En este sentido la existencia de Dios es plenitud de ser y esta plenitud es lo santo. Por
eso se ve lo santo como separado. En lo finito no se da plenitud de ser porque siempre
se puede más, hay perfectibilidad, tenemos siempre algo en potencia de ser más,
(condicionado por los límites). Esta plenitud de ser, esta santidad sobre todo en el Ates
una de las cualidades fundamentales de Dios y se ha asociado a la trascendencia,
porque se quiere mostrar que esta plenitud de ser trasciende toda finitud, perfectibilidad
histórica.
Pero debemos considerar la idea de trascendencia vinculada a la de santidad como
plenitud de perfección, como plenitud de felicidad. No alcanza la noción de separado
para comprender lo santo y lo trascendente. De allí la importancia de reconocer en
Santo Tomás la asunción del concepto de acto puro, admitiendo que debemos
considerarlo en el sentido de perfección. Y que por ser tal puede asumir lo imperfecto
sin menoscabarse, al contrario, eleva lo contingente, lo pobre y limitado. no hay que
verlo como rasgo negativo por eso se afirma su trascendencia y santidad (afirmando
plenitud de ser de Dios respecto de las cosas finitas) a la vez que su presencia
(excluyendo la idea de que Dios está separado como un opuesto) porque las ha creado
y esto saca a la finitud de su tragedia del límite. El límite de la finitud viene de que las
cosas son creadas, la finitud de las cosas no es lo mismo que la condición ética de
limitación que llamamos el pecado, porque si fuera así el responsable del pecado sería
Dios, la limitación, la finitud tiene que ver con el acto creador.

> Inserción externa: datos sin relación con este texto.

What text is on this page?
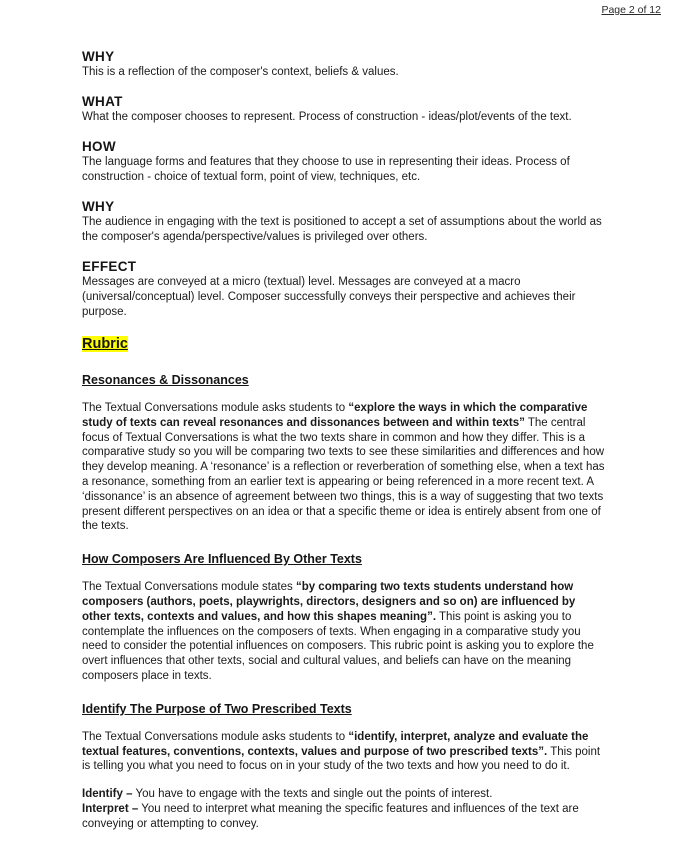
Page 2 of 12
WHY

This is a reflection of the composer's context, beliefs & values.

WHAT

What the composer chooses to represent. Process of construction - ideas/plot/events of the text.

HOW

The language forms and features that they choose to use in representing their ideas. Process of construction - choice of textual form, point of view, techniques, etc.

WHY

The audience in engaging with the text is positioned to accept a set of assumptions about the world as the composer's agenda/perspective/values is privileged over others.

EFFECT

Messages are conveyed at a micro (textual) level. Messages are conveyed at a macro (universal/conceptual) level. Composer successfully conveys their perspective and achieves their purpose.

Rubric
Resonances & Dissonances

The Textual Conversations module asks students to “explore the ways in which the comparative study of texts can reveal resonances and dissonances between and within texts” The central focus of Textual Conversations is what the two texts share in common and how they differ. This is a comparative study so you will be comparing two texts to see these similarities and differences and how they develop meaning. A ‘resonance’ is a reflection or reverberation of something else, when a text has a resonance, something from an earlier text is appearing or being referenced in a more recent text. A ‘dissonance’ is an absence of agreement between two things, this is a way of suggesting that two texts present different perspectives on an idea or that a specific theme or idea is entirely absent from one of the texts.

How Composers Are Influenced By Other Texts

The Textual Conversations module states “by comparing two texts students understand how composers (authors, poets, playwrights, directors, designers and so on) are influenced by other texts, contexts and values, and how this shapes meaning”. This point is asking you to contemplate the influences on the composers of texts. When engaging in a comparative study you need to consider the potential influences on composers. This rubric point is asking you to explore the overt influences that other texts, social and cultural values, and beliefs can have on the meaning composers place in texts.

Identify The Purpose of Two Prescribed Texts

The Textual Conversations module asks students to “identify, interpret, analyze and evaluate the textual features, conventions, contexts, values and purpose of two prescribed texts”. This point is telling you what you need to focus on in your study of the two texts and how you need to do it.

Identify – You have to engage with the texts and single out the points of interest.

Interpret – You need to interpret what meaning the specific features and influences of the text are conveying or attempting to convey.
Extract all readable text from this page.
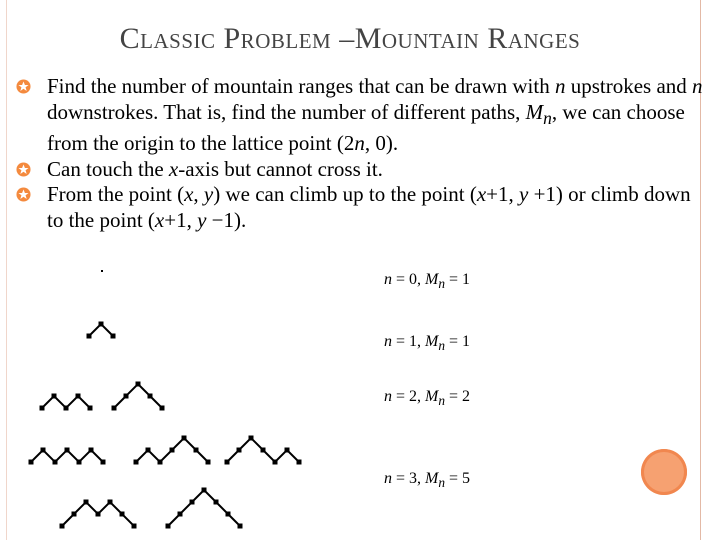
Classic Problem –Mountain Ranges
Find the number of mountain ranges that can be drawn with n upstrokes and n downstrokes. That is, find the number of different paths, $M_n$, we can choose from the origin to the lattice point (2n, 0).
Can touch the x-axis but cannot cross it.
From the point (x, y) we can climb up to the point (x+1, y +1) or climb down to the point (x+1, y −1).
n = 0, $M_n = 1$
n = 1, $M_n = 1$
n = 2, $M_n = 2$
n = 3, $M_n = 5$
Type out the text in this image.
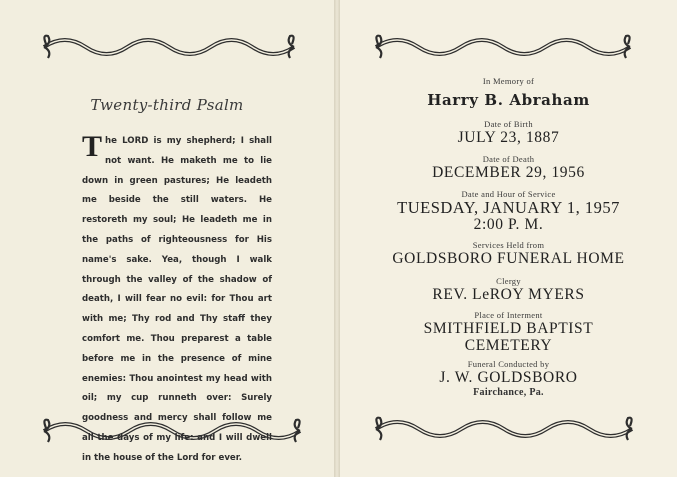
Twenty-third Psalm
The LORD is my shepherd; I shall not want. He maketh me to lie down in green pastures; He leadeth me beside the still waters. He restoreth my soul; He leadeth me in the paths of righteousness for His name's sake. Yea, though I walk through the valley of the shadow of death, I will fear no evil: for Thou art with me; Thy rod and Thy staff they comfort me. Thou preparest a table before me in the presence of mine enemies: Thou anointest my head with oil; my cup runneth over: Surely goodness and mercy shall follow me all the days of my life: and I will dwell in the house of the Lord for ever.
In Memory of
Harry B. Abraham
Date of Birth
JULY 23, 1887
Date of Death
DECEMBER 29, 1956
Date and Hour of Service
TUESDAY, JANUARY 1, 1957
2:00 P. M.
Services Held from
GOLDSBORO FUNERAL HOME
Clergy
REV. LeROY MYERS
Place of Interment
SMITHFIELD BAPTIST
CEMETERY
Funeral Conducted by
J. W. GOLDSBORO
Fairchance, Pa.
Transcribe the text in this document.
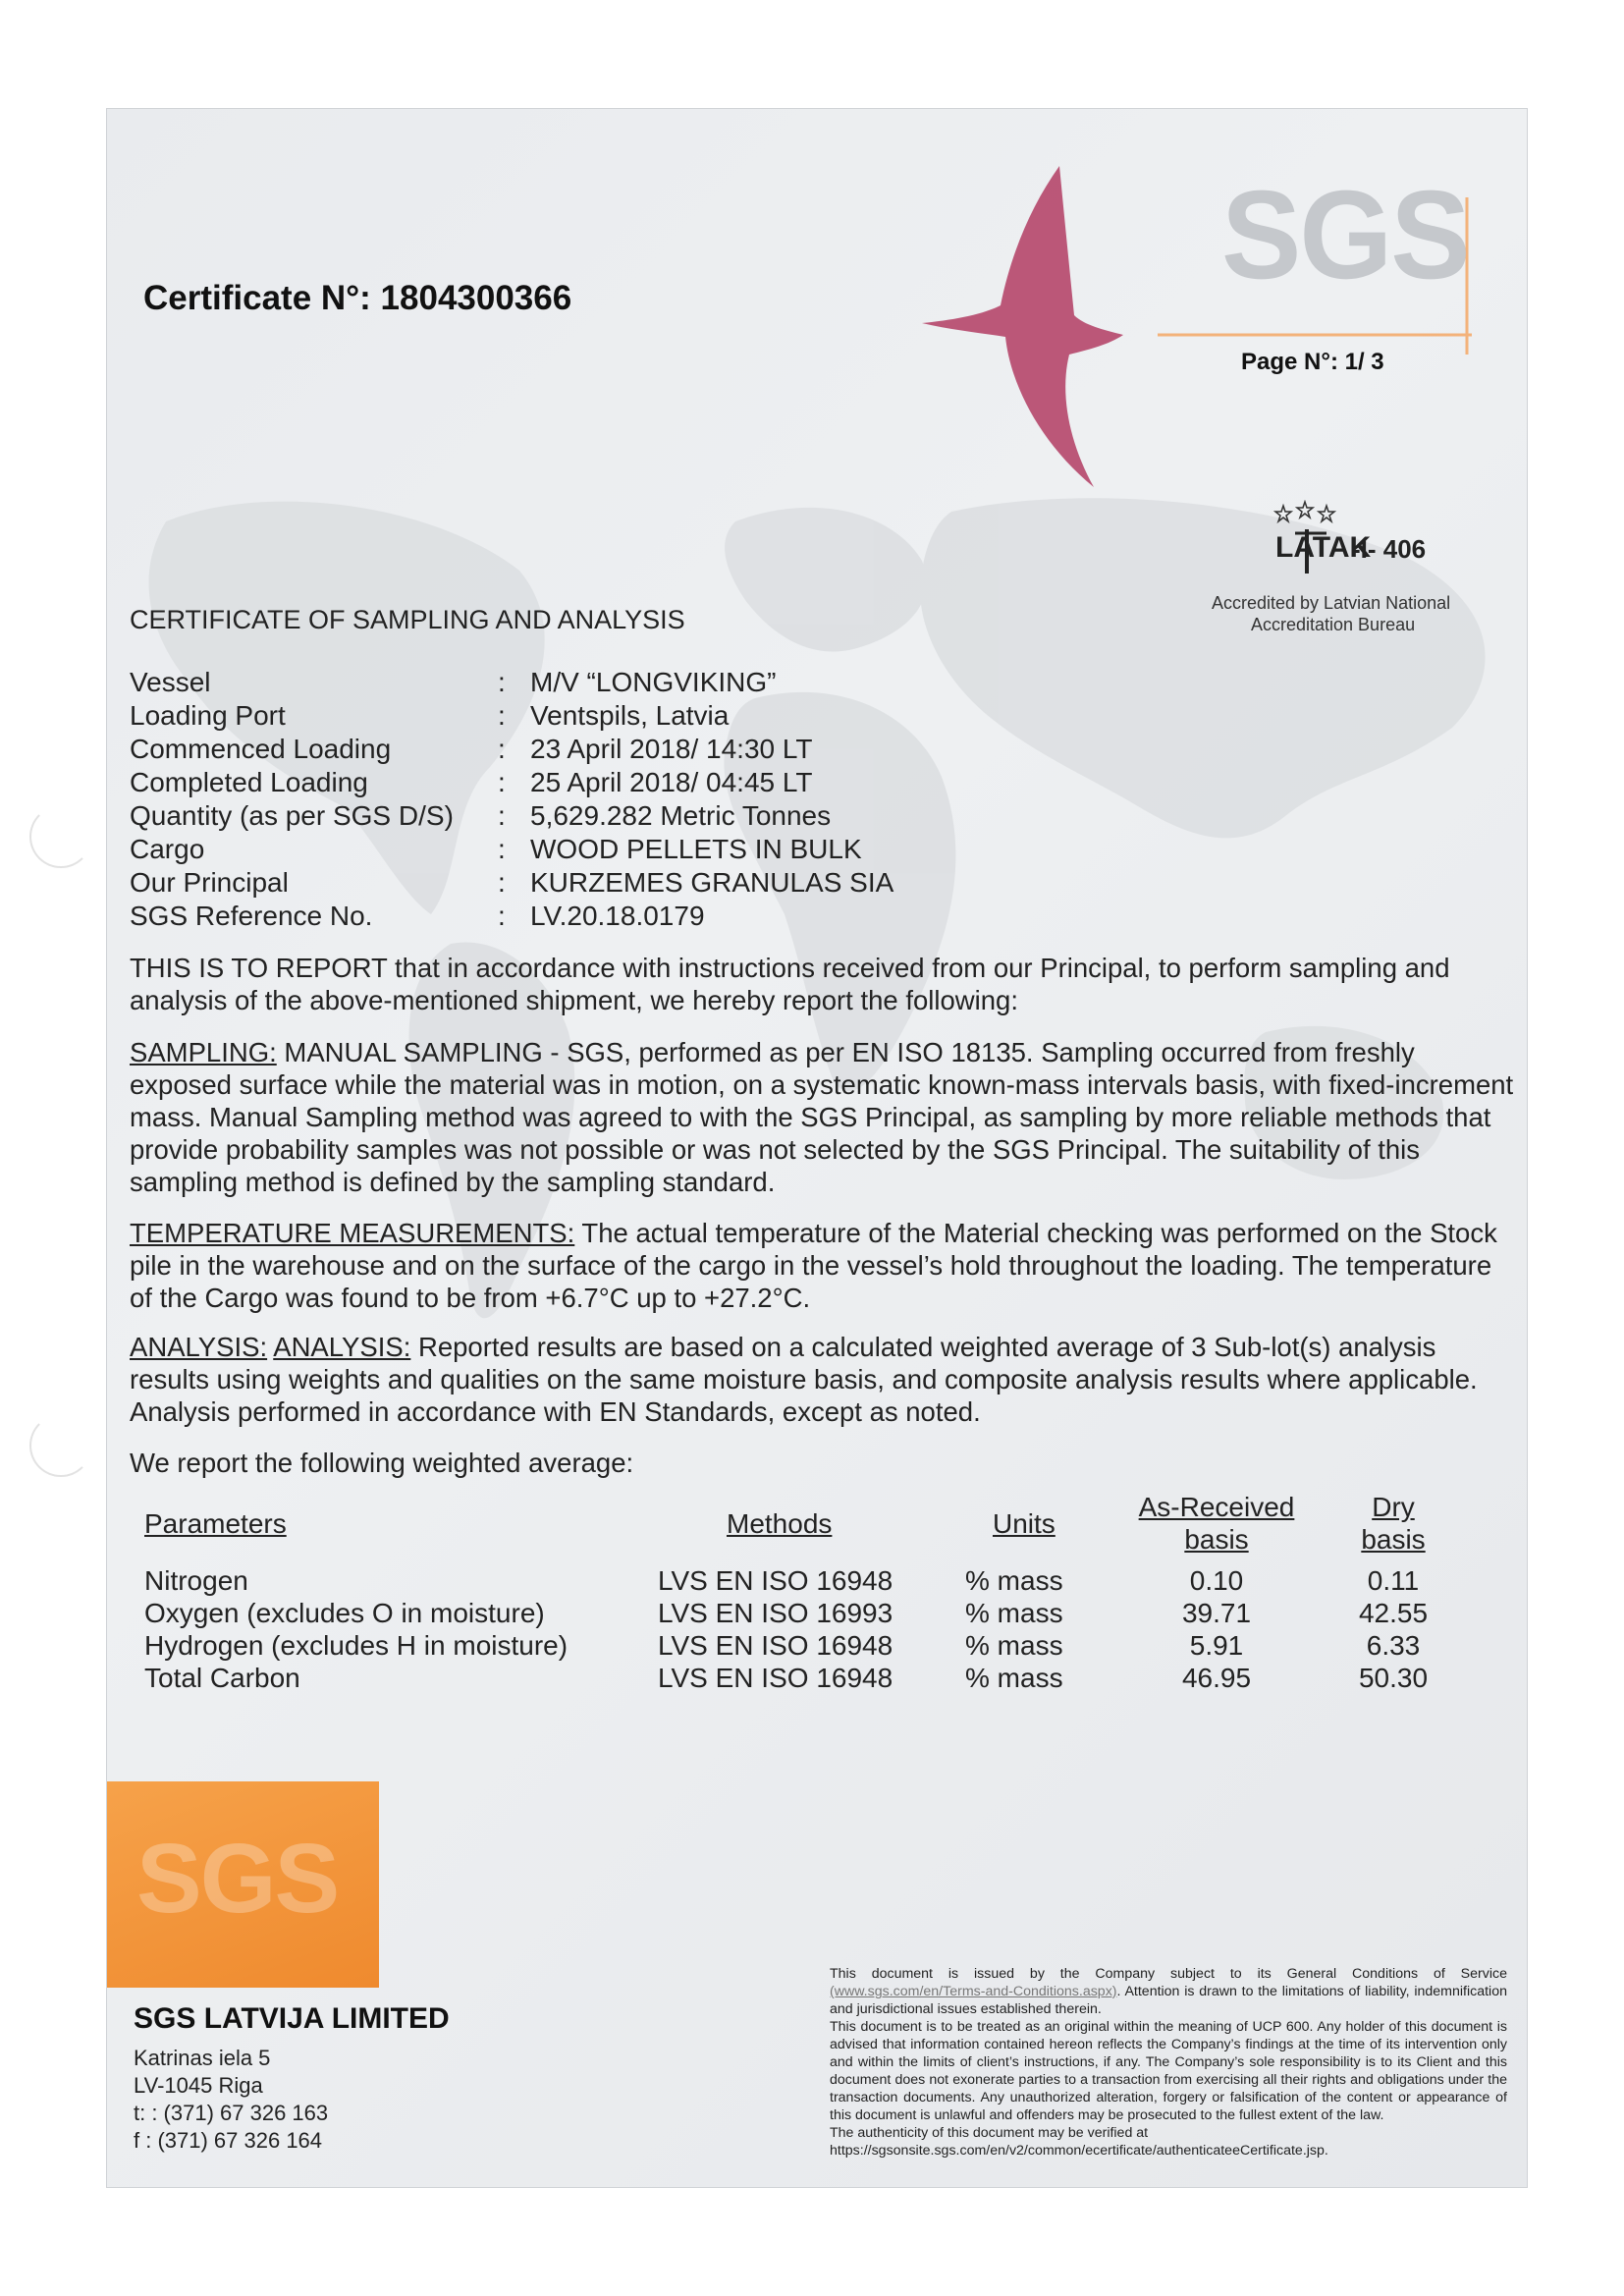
SGS
Certificate N°: 1804300366
Page N°: 1/ 3
LATAK
-I- 406
Accredited by Latvian National
Accreditation Bureau
CERTIFICATE OF SAMPLING AND ANALYSIS
Vessel	: M/V “LONGVIKING”
Loading Port	: Ventspils, Latvia
Commenced Loading	: 23 April 2018/ 14:30 LT
Completed Loading	: 25 April 2018/ 04:45 LT
Quantity (as per SGS D/S) : 5,629.282 Metric Tonnes
Cargo	: WOOD PELLETS IN BULK
Our Principal	: KURZEMES GRANULAS SIA
SGS Reference No.	: LV.20.18.0179
THIS IS TO REPORT that in accordance with instructions received from our Principal, to perform sampling and analysis of the above-mentioned shipment, we hereby report the following:
SAMPLING: MANUAL SAMPLING - SGS, performed as per EN ISO 18135. Sampling occurred from freshly exposed surface while the material was in motion, on a systematic known-mass intervals basis, with fixed-increment mass. Manual Sampling method was agreed to with the SGS Principal, as sampling by more reliable methods that provide probability samples was not possible or was not selected by the SGS Principal. The suitability of this sampling method is defined by the sampling standard.
TEMPERATURE MEASUREMENTS: The actual temperature of the Material checking was performed on the Stock pile in the warehouse and on the surface of the cargo in the vessel’s hold throughout the loading. The temperature of the Cargo was found to be from +6.7°C up to +27.2°C.
ANALYSIS: ANALYSIS: Reported results are based on a calculated weighted average of 3 Sub-lot(s) analysis results using weights and qualities on the same moisture basis, and composite analysis results where applicable. Analysis performed in accordance with EN Standards, except as noted.
We report the following weighted average:
Parameters	Methods	Units
As-Received
basis
Dry
basis
Nitrogen	LVS EN ISO 16948	% mass	0.10	0.11
Oxygen (excludes O in moisture)	LVS EN ISO 16993	% mass	39.71	42.55
Hydrogen (excludes H in moisture)	LVS EN ISO 16948	% mass	5.91	6.33
Total Carbon	LVS EN ISO 16948	% mass	46.95	50.30
SGS
SGS LATVIJA LIMITED
Katrinas iela 5
LV-1045 Riga
t: : (371) 67 326 163
f : (371) 67 326 164
This document is issued by the Company subject to its General Conditions of Service (www.sgs.com/en/Terms-and-Conditions.aspx). Attention is drawn to the limitations of liability, indemnification and jurisdictional issues established therein.
This document is to be treated as an original within the meaning of UCP 600. Any holder of this document is advised that information contained hereon reflects the Company’s findings at the time of its intervention only and within the limits of client’s instructions, if any. The Company’s sole responsibility is to its Client and this document does not exonerate parties to a transaction from exercising all their rights and obligations under the transaction documents. Any unauthorized alteration, forgery or falsification of the content or appearance of this document is unlawful and offenders may be prosecuted to the fullest extent of the law.
The authenticity of this document may be verified at
https://sgsonsite.sgs.com/en/v2/common/ecertificate/authenticateeCertificate.jsp.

Cuando se afirma la santidad y la trascendencia se está mostrando la diversidad del
ser de Dios respecto del ser de las cosas creadas, se está diciendo que hay un modo
diverso de ser en Dios que consiste en la plenitud de ser, es sí mismo. En Dios no hay
fisura respecto de su propio ser, no puede llegar a ser más Dios de lo que es. Pero en
Jesucristo vive la experiencia de finitud humana mostrando la dignidad del hombre y su
vocación en la historia y a la vez, revelando su grandeza, ya que asumiendo nuestra
humilde condición revela su gloria. Qué acontece en su intimidad al encarnarse no lo
sabemos, pero sí conocemos de lo que Él sucede siendo uno de nosotros.